The following new story was carried in the Guardian newspaper. It is interesting that "diplomats in Brussels" (a euphemism for EU government spokespersons) are not denying that a report on the table wants to place all telecommunications under surveillance - they are simply saying it is not ready for adoption yet.

Alarm at European data surveillance plan
The Guardian - United Kingdom; 18 May 2001

by Ian Black in Brussels

European Union governments are trying to relax stringent data protection rules to guarantee the police and law enforcement agencies access to private phone calls and emails, it emerged yesterday.

In a move that has alarmed civil liberties groups, the EU's 15 member states are urging the European commission to require that phone, fax, email and internet data be kept for an undefined period in case they are needed for criminal investigations.

Diplomats in Brussels said the intention was to 'strike a balance' between the citizen's right to privacy and the need to catch cybercriminals and purveyors of pornography and racial hatred using the internet or other electronic means.

Britain is strongly backing the move, which it insists is necessary to allow police and the security services to trace information.
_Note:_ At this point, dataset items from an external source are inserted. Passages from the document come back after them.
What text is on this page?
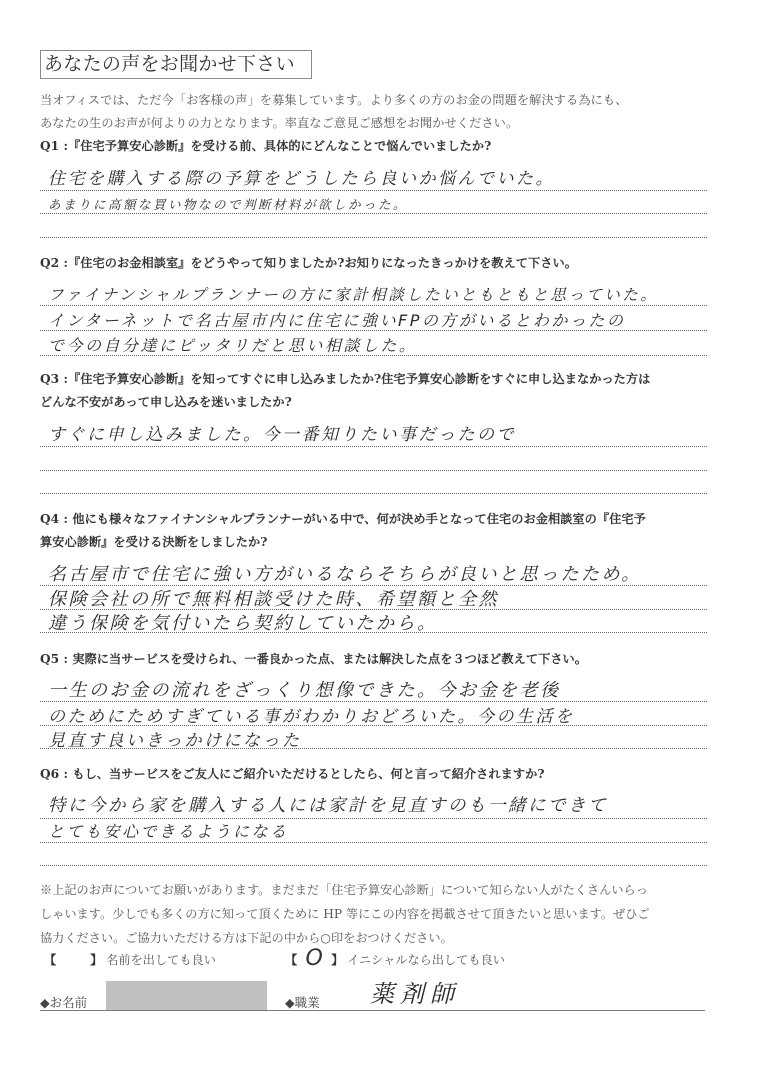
あなたの声をお聞かせ下さい
当オフィスでは、ただ今「お客様の声」を募集しています。より多くの方のお金の問題を解決する為にも、
あなたの生のお声が何よりの力となります。率直なご意見ご感想をお聞かせください。
Q1 :『住宅予算安心診断』を受ける前、具体的にどんなことで悩んでいましたか?
住宅を購入する際の予算をどうしたら良いか悩んでいた。
あまりに高額な買い物なので判断材料が欲しかった。
Q2 :『住宅のお金相談室』をどうやって知りましたか?お知りになったきっかけを教えて下さい。
ファイナンシャルプランナーの方に家計相談したいともともと思っていた。
インターネットで名古屋市内に住宅に強いFPの方がいるとわかったの
で今の自分達にピッタリだと思い相談した。
Q3 :『住宅予算安心診断』を知ってすぐに申し込みましたか?住宅予算安心診断をすぐに申し込まなかった方は
どんな不安があって申し込みを迷いましたか?
すぐに申し込みました。今一番知りたい事だったので
Q4 : 他にも様々なファイナンシャルプランナーがいる中で、何が決め手となって住宅のお金相談室の『住宅予
算安心診断』を受ける決断をしましたか?
名古屋市で住宅に強い方がいるならそちらが良いと思ったため。
保険会社の所で無料相談受けた時、希望額と全然
違う保険を気付いたら契約していたから。
Q5 : 実際に当サービスを受けられ、一番良かった点、または解決した点を３つほど教えて下さい。
一生のお金の流れをざっくり想像できた。今お金を老後
のためにためすぎている事がわかりおどろいた。今の生活を
見直す良いきっかけになった
Q6 : もし、当サービスをご友人にご紹介いただけるとしたら、何と言って紹介されますか?
特に今から家を購入する人には家計を見直すのも一緒にできて
とても安心できるようになる
※上記のお声についてお願いがあります。まだまだ「住宅予算安心診断」について知らない人がたくさんいらっ
しゃいます。少しでも多くの方に知って頂くために HP 等にこの内容を掲載させて頂きたいと思います。ぜひご
協力ください。ご協力いただける方は下記の中から○印をおつけください。
【	】 名前を出しても良い	【 O 】 イニシャルなら出しても良い
◆お名前	◆職業 薬剤師
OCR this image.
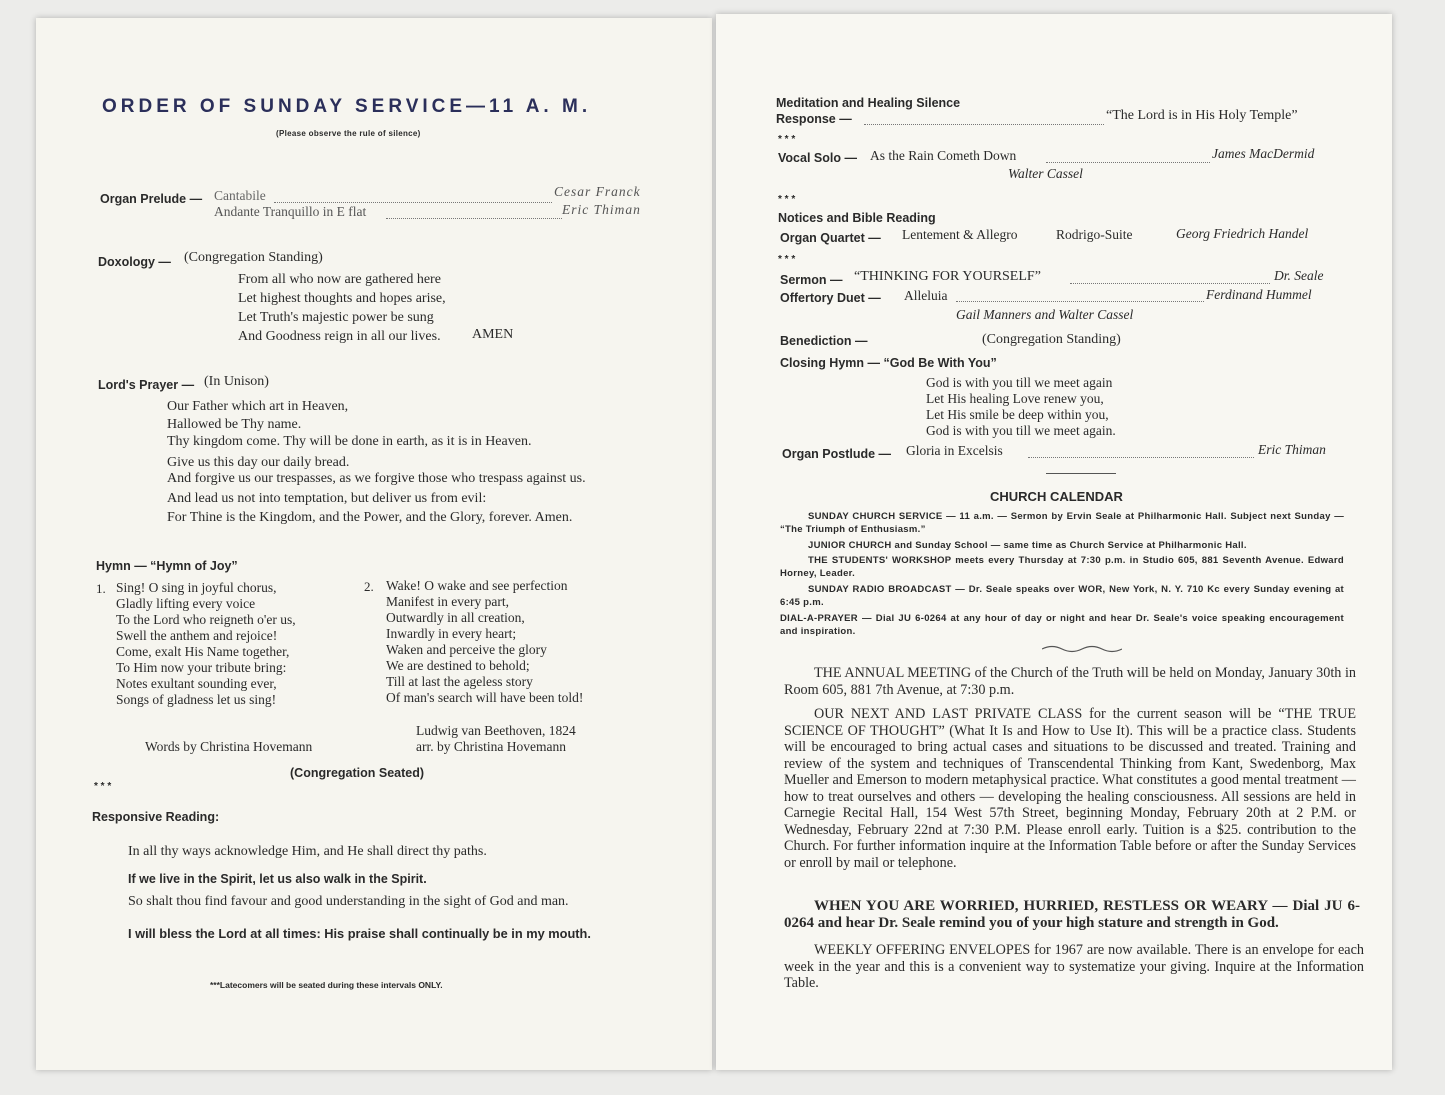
ORDER OF SUNDAY SERVICE—11 A. M.
(Please observe the rule of silence)
Organ Prelude — Cantabile	Cesar Franck
Andante Tranquillo in E flat	Eric Thiman
Doxology — (Congregation Standing)
From all who now are gathered here
Let highest thoughts and hopes arise,
Let Truth's majestic power be sung
And Goodness reign in all our lives. AMEN
Lord's Prayer — (In Unison)
Our Father which art in Heaven,
Hallowed be Thy name.
Thy kingdom come. Thy will be done in earth, as it is in Heaven.
Give us this day our daily bread.
And forgive us our trespasses, as we forgive those who trespass against us.
And lead us not into temptation, but deliver us from evil:
For Thine is the Kingdom, and the Power, and the Glory, forever. Amen.
Hymn — “Hymn of Joy”
1. Sing! O sing in joyful chorus,
Gladly lifting every voice
To the Lord who reigneth o'er us,
Swell the anthem and rejoice!
Come, exalt His Name together,
To Him now your tribute bring:
Notes exultant sounding ever,
Songs of gladness let us sing!
2. Wake! O wake and see perfection
Manifest in every part,
Outwardly in all creation,
Inwardly in every heart;
Waken and perceive the glory
We are destined to behold;
Till at last the ageless story
Of man's search will have been told!
Ludwig van Beethoven, 1824
Words by Christina Hovemann	arr. by Christina Hovemann
(Congregation Seated)
* * *
Responsive Reading:
In all thy ways acknowledge Him, and He shall direct thy paths.
If we live in the Spirit, let us also walk in the Spirit.
So shalt thou find favour and good understanding in the sight of God and man.
I will bless the Lord at all times: His praise shall continually be in my mouth.
***Latecomers will be seated during these intervals ONLY.
Meditation and Healing Silence
Response —	“The Lord is in His Holy Temple”
* * *
Vocal Solo — As the Rain Cometh Down	James MacDermid
Walter Cassel
* * *
Notices and Bible Reading
Organ Quartet — Lentement & Allegro	Rodrigo-Suite	Georg Friedrich Handel
* * *
Sermon — “THINKING FOR YOURSELF”	Dr. Seale
Offertory Duet — Alleluia	Ferdinand Hummel
Gail Manners and Walter Cassel
Benediction —	(Congregation Standing)
Closing Hymn — “God Be With You”
God is with you till we meet again
Let His healing Love renew you,
Let His smile be deep within you,
God is with you till we meet again.
Organ Postlude — Gloria in Excelsis	Eric Thiman
CHURCH CALENDAR
SUNDAY CHURCH SERVICE — 11 a.m. — Sermon by Ervin Seale at Philharmonic Hall. Subject next Sunday — “The Triumph of Enthusiasm.”
JUNIOR CHURCH and Sunday School — same time as Church Service at Philharmonic Hall.
THE STUDENTS' WORKSHOP meets every Thursday at 7:30 p.m. in Studio 605, 881 Seventh Avenue. Edward Horney, Leader.
SUNDAY RADIO BROADCAST — Dr. Seale speaks over WOR, New York, N. Y. 710 Kc every Sunday evening at 6:45 p.m.
DIAL-A-PRAYER — Dial JU 6-0264 at any hour of day or night and hear Dr. Seale's voice speaking encouragement and inspiration.
THE ANNUAL MEETING of the Church of the Truth will be held on Monday, January 30th in Room 605, 881 7th Avenue, at 7:30 p.m.
OUR NEXT AND LAST PRIVATE CLASS for the current season will be “THE TRUE SCIENCE OF THOUGHT” (What It Is and How to Use It). This will be a practice class. Students will be encouraged to bring actual cases and situations to be discussed and treated. Training and review of the system and techniques of Transcendental Thinking from Kant, Swedenborg, Max Mueller and Emerson to modern metaphysical practice. What constitutes a good mental treatment — how to treat ourselves and others — developing the healing consciousness. All sessions are held in Carnegie Recital Hall, 154 West 57th Street, beginning Monday, February 20th at 2 P.M. or Wednesday, February 22nd at 7:30 P.M. Please enroll early. Tuition is a $25. contribution to the Church. For further information inquire at the Information Table before or after the Sunday Services or enroll by mail or telephone.
WHEN YOU ARE WORRIED, HURRIED, RESTLESS OR WEARY — Dial JU 6-0264 and hear Dr. Seale remind you of your high stature and strength in God.
WEEKLY OFFERING ENVELOPES for 1967 are now available. There is an envelope for each week in the year and this is a convenient way to systematize your giving. Inquire at the Information Table.
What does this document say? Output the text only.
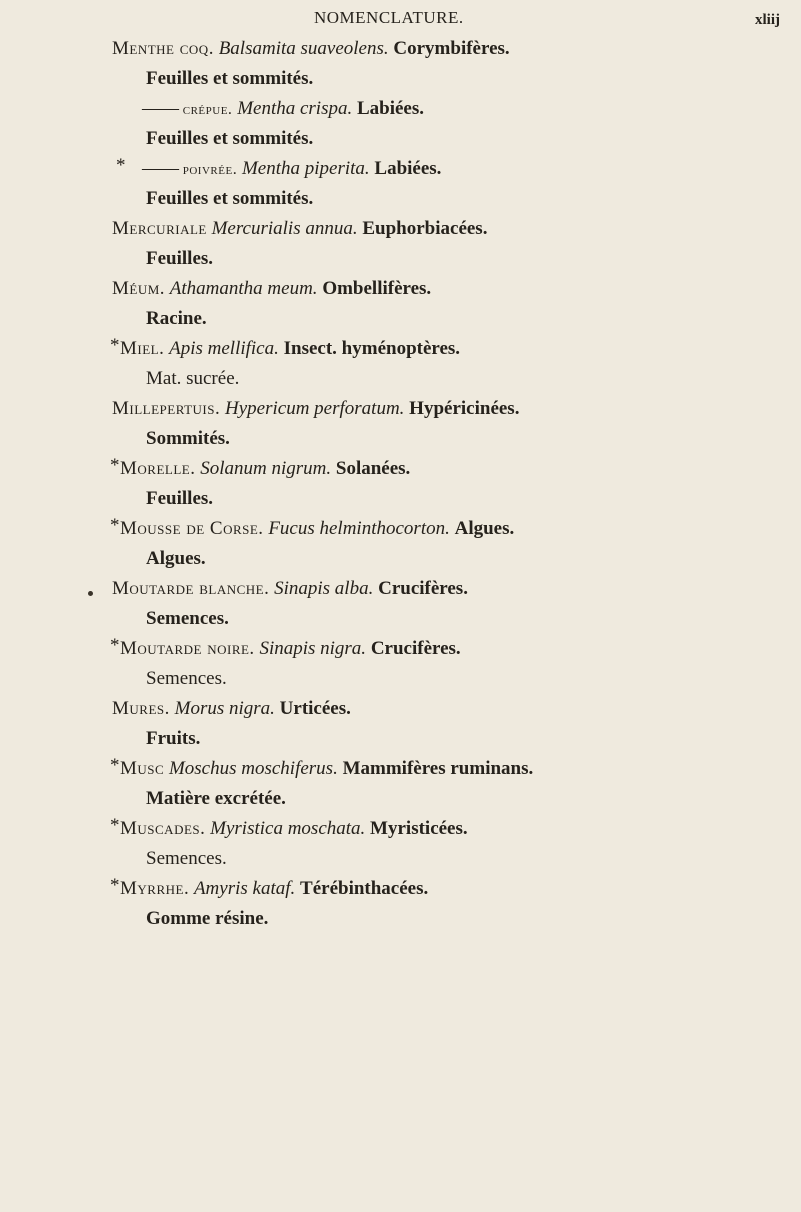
NOMENCLATURE.	xliij
Menthe coq. Balsamita suaveolens. Corymbifères.
Feuilles et sommités.
—— crépue. Mentha crispa. Labiées.
Feuilles et sommités.
* —— poivrée. Mentha piperita. Labiées.
Feuilles et sommités.
Mercuriale Mercurialis annua. Euphorbiacées.
Feuilles.
Méum. Athamantha meum. Ombellifères.
Racine.
* Miel. Apis mellifica. Insect. hyménoptères.
Mat. sucrée.
Millepertuis. Hypericum perforatum. Hypéricinées.
Sommités.
* Morelle. Solanum nigrum. Solanées.
Feuilles.
* Mousse de Corse. Fucus helminthocorton. Algues.
Algues.
Moutarde blanche. Sinapis alba. Crucifères.
Semences.
* Moutarde noire. Sinapis nigra. Crucifères.
Semences.
Mures. Morus nigra. Urticées.
Fruits.
* Musc Moschus moschiferus. Mammifères ruminans.
Matière excrétée.
* Muscades. Myristica moschata. Myristicées.
Semences.
* Myrrhe. Amyris kataf. Térébinthacées.
Gomme résine.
The Department of  Trade and Industry, the Home Office and the Cabinet Office - which represents MI5 and MI6 - have all been involved.

Governments are trying to persuade the commission to incorporate their views in a new EU directive on data processing and protection of privacy in electronic communications.

Enforcement agencies have expressed 'serious apprehensions' about the directive in its current form, according to a document leaked to the London-based organisation Statewatch.

'Some member states are concerned that if the directive is as prepared by the commission, it might hinder pre-trial investigations involving the interception of phones and email,' one official said last night.

According to the commission proposals, electronic data should be deleted or rendered anonymous by the network or internet service provider as soon as the billing process has been completed.

'It's crucial that we ensure the greatest degree of privacy for personal data to encourage full confidence in the use of the net,' a commission official said.

But governments want the information to be retained for longer - though there was no official confirmation last night of a claim that a seven-year period was being sought.

Companies have also raised objections on the grounds of the cost of data storage.

Statewatch warned of a violation of human rights and civil liberties in the name of surveillance. 'The fact that it is being proposed in the 'democratic' EU does not make it any less authoritarian or totalitarian,' said the group's director, Tony Bunyan.

Calls on the commission to reflect the concerns of police have been dropped from the agenda of a ministerial meeting later this month because of what officials said was a procedural error by Sweden, current holder of the
union's rotating presidency.

But the controversy is cer tain to rumble on. Mr Bunyan, a veteran campaigner for freedom of information in the European Union, said his request for access to the relevant documents from the council of ministers -
where the 15 governments cooperate - had been refused on the grounds that disclosure 'could impede the efficiency of ongoing deliberations'.

If governments got their way, he added, 'all the protections for personal freedom and privacy put in place through international data protection rules and privacy directives would be fatally undermined at a stroke'.